Dès la tombée de la nuit, le café se transforme comme par enchantement en salle de jeu pour d’interminables parties de belote et de rami sous le regard amusé de quelques médecins qui viennent savourer quelques moments de détente après une dure journée de labeur. Les habitués de ce coin n’arrivent pas à comprendre les dernières réactions du président de l’ASO qui s’en est pris ouvertement à certains d’entre eux, les accusant de tirer sur tout ce qui bouge. Le patron de ce club doit savoir que l’ASO est un monument qui fait partie de la ville et de son histoire. Tous les Chélifiens en sont fiers. Ils ont le droit d’aimer et de chérir le club de la ville qui les a vus naître, grandir, s’épanouir et même vieillir. Les habitués du café cité par le patron de l’AS0 ont le droit d’apporter des remarques quand ils constatent que le club de leur ville est géré d’une manière chaotique. Rien ne les empêche de parler de leur équipe qui vit des moments difficiles en division inférieure. Ils ont le droit d’apporter des critiques quand leur équipe patauge dans les eaux boueuses de la deuxième division. Ils n’ont qu’un seul souhait, celui de la voir revenir parmi l’élite pour occuper les premières places.

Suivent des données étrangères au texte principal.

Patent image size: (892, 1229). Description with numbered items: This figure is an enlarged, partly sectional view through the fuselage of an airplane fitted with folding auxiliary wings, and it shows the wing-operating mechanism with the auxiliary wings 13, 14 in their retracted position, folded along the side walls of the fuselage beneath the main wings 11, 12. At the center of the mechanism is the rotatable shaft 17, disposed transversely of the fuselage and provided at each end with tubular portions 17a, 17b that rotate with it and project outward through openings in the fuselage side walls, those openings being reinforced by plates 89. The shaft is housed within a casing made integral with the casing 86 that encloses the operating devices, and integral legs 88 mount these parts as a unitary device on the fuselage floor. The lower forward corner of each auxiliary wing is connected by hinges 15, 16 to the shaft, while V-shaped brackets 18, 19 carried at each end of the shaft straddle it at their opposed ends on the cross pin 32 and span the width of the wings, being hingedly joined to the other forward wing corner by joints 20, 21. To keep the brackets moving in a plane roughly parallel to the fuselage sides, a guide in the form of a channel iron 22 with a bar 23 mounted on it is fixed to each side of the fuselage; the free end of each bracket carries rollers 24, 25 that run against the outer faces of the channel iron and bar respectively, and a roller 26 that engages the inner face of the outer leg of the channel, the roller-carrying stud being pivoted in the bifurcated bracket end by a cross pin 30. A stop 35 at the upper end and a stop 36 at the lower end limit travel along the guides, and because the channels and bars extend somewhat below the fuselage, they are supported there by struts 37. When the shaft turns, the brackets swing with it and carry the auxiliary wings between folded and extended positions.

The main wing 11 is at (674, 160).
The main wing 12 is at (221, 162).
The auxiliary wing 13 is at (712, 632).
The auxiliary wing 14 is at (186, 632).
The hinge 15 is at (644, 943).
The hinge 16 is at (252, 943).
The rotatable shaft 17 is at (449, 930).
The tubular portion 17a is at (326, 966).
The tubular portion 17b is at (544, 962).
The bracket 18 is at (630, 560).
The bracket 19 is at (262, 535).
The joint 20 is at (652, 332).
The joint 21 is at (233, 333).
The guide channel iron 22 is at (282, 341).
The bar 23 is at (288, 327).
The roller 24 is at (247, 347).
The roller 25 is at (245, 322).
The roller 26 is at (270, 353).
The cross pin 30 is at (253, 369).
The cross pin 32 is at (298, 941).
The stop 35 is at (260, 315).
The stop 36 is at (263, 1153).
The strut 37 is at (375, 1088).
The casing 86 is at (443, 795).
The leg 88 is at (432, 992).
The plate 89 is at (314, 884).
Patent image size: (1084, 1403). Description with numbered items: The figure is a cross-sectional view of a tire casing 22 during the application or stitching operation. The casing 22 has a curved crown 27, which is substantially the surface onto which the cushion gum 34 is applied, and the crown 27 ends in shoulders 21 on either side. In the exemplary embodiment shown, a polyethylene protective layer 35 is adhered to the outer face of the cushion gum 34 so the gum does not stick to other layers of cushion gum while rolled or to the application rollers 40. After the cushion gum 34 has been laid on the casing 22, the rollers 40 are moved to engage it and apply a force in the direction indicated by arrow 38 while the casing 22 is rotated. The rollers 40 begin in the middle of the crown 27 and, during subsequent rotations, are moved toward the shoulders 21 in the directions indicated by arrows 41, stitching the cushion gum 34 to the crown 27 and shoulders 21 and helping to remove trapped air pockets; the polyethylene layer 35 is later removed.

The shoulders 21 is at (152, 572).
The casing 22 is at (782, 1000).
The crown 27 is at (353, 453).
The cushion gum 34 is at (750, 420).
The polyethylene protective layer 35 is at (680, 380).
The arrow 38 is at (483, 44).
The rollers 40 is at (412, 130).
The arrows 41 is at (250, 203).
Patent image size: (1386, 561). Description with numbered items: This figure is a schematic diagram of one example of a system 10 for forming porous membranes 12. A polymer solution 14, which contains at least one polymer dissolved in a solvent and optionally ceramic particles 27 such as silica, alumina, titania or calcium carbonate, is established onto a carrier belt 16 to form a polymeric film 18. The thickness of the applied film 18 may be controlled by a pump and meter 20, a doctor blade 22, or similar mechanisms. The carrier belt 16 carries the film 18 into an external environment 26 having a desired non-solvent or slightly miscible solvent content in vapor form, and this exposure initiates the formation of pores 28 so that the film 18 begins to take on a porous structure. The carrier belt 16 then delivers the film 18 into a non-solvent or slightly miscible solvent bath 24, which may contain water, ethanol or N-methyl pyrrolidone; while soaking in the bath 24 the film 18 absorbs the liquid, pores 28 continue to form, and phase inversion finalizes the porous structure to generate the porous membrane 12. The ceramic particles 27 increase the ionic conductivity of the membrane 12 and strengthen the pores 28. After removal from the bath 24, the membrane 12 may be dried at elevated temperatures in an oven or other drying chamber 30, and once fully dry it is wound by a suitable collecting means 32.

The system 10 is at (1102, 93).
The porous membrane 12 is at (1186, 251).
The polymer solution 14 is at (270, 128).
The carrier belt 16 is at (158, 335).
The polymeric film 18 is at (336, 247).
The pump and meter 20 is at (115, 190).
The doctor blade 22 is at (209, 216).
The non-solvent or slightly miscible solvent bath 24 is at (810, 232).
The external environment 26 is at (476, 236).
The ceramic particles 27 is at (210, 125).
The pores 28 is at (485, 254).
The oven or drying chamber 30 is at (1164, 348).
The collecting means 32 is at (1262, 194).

Hormis l’ASO, les fidèles du café n’ont pas beaucoup de temps à perdre pour parler d’un football qui ne figure plus dans la rubrique sportive mais qui alimente, malheureusement sans cesse, la chronique des faits divers à cause de ses joueurs qui se droguent et des arrangements qui se traitent entre les différents dirigeants. Peut-on parler d’un football dont l’équipe phare ne dépend que de joueurs formés hors de nos frontières et qui évoluent dans des championnats étrangers ? Peut-on parler d’un football ou l’on n’apprend pas aux jeunes les vertus de l’effort et de la sueur mais uniquement à compter des sous et à s’enrichir grâce à l’argent des collectivités locales ?

Dernièrement, on a reçu une grande gifle de la part d’un journaliste français qui a comparé le combat de judo opposant son compatriote à un judoka algérien à une simple «d’échauffement».

Otage de quelques affairistes de tout acabit, le sport algérien vient de décevoir tout un peuple en le privant de vibrer au son de l’hymne national lors de la plus prestigieuse compétition sportive du monde. C’est désolant et frustrant de constater que tout un peuple reste accroché aux exploits d’un seul athlète. Le sport algérien a besoin de personnes désintéressées et dévouées pour le servir. Enfants, nous ne comprenions pas ce grand intérêt et cet amour portés par Kaddour Bouzghaia et Dakka Pontéba au sport. Nous ignorions alors leur vraie valeur et nous commençons vraiment à les regretter.

A. D.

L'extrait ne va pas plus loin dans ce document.